Setting all this up wasn't an easy process. The acme-tiny script is well-written, but it has bugs on the version of Python that comes with CentOS. Then I had to set up nginx to use the certificates manually. My webmail got locked into an infinite redirect once I moved my self-signed cert out from Apache and out to the proxy. And the restart crash? Turns out that Let's Encrypt is rate-limited on a per-domain basis, and I didn't back up the current certificate before I hit the rate limit, so my update script overwrote it with an empty version. Luckily, nginx caches certs and won't restart if it detects a bad config, so I'm safe as long as it can outlast the seven-day rate-limit window (it probably will: it's been up 333 days so far, after all).
Without literally years of server admin experience, I'm not sure I would have made it through these issues. And as I mentioned, my system is pretty standard — there's no load-balancer, no CDN, and I don't need to host third-party content. I also don't have any business that gets lost if anything is busted and the certificate expires in March. If I were, say, an IT department responsible for a high-traffic site, I'd be a lot more cautious about moving everything over to HTTPS, either through Let's Encrypt or a paid option.

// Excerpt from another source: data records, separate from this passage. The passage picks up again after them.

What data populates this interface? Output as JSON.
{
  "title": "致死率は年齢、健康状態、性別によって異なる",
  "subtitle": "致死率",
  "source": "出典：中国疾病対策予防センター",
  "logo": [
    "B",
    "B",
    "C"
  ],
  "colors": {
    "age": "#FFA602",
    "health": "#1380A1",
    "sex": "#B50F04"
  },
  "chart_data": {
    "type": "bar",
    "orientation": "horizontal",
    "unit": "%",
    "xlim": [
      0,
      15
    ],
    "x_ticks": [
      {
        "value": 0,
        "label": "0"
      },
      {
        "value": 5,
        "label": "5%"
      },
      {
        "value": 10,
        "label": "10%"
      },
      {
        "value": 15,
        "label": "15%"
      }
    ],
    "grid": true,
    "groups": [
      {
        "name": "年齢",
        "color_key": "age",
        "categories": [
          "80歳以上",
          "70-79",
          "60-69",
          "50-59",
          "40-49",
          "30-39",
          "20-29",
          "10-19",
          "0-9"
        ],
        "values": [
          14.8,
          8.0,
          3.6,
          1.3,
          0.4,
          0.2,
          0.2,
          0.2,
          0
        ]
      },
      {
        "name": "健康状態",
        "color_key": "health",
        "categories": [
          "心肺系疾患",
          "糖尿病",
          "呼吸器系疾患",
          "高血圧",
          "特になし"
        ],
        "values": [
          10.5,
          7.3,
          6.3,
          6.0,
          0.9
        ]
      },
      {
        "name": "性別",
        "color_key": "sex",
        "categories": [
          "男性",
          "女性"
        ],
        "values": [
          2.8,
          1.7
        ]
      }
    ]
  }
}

Ultimately, the news industry and other sites are going to have to follow the lead of the Washington Post, even if the timeframe takes a while. Even apart from the security benefits it carries, browsers have locked new features (Service Worker, for example) behind HTTPS, and are moving old features behind it as well (geolocation is going to be the biggest disruption there). If you want to develop fast websites in the future (assuming that's something news product management cares about, which is... questionable), and especially if you want to create rich news applications, you're going to have to be encrypted.

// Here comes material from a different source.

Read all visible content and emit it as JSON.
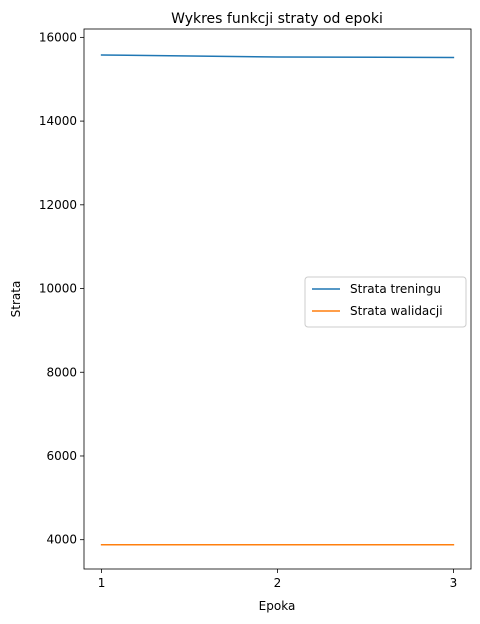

In my case, I wanted to get a head start on developing with new browser features (a Service Worker would clean up a lot of Weir code), so it's worth the hassle. And we will continue to push these boundaries on the Seattle Times interactives team, since we've moved our S3 hosting to HTTPS (the rest of the site will follow eventually).

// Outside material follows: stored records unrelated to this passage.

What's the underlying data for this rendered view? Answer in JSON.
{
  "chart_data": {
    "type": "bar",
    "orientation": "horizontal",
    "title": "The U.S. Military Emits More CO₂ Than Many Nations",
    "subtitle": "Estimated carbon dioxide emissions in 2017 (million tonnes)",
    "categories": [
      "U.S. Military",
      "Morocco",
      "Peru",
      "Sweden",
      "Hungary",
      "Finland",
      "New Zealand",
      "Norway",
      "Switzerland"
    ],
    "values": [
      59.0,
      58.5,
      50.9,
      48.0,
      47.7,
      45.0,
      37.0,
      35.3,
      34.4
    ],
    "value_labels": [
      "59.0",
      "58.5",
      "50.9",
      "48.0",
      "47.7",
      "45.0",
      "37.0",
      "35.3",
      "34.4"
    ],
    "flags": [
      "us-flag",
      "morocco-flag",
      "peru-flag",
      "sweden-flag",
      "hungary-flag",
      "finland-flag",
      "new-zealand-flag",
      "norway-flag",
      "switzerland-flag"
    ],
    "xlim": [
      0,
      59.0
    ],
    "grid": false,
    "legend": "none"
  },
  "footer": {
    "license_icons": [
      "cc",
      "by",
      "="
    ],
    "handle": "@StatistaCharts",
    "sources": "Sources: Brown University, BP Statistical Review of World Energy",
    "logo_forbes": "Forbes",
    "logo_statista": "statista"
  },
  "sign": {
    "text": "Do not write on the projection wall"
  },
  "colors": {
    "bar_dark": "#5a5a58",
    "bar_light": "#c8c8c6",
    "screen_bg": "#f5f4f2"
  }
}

But I think there's a lot of tension between where we want to be, as a news industry, and where it's possible for us to be right now. Although I've seen people calling for incentives to change it (such as requiring HTTPS for news grants), the truth is that it just isn't that simple. News sites are often built in a baroque, overcomplicated set of layers — the Seattle Times, for example, currently sits behind a CDN, several instances of Varnish, some reverse proxies, and a load balancer, mostly due to a lot of historical baggage. Changing this to run securely is going to be a big process, even for a company of our size (maybe because of our size). I can't imagine the hassle for local papers that might have little or no IT support. It won't happen overnight, and Let's Encrypt hasn't done anything to change that yet.
In the meantime, I think it's worth stepping back and asking what we really want out of a digital news industry, because sometimes it's hard to maintain perspective from in the trenches. Is it important that readers be able to see our sites securely, free from worries that third parties are snooping or altering what they see? Sure, that's important. Is it in the top three things that Americans need from local news, above problems like "a sustainable revenue model" and "a CMS that doesn't actively fight against the newsroom?" Probably not. Given a choice between a cryptographically-secure media and a diverse, sustainably-funded media, I'm personally going to take the latter every time.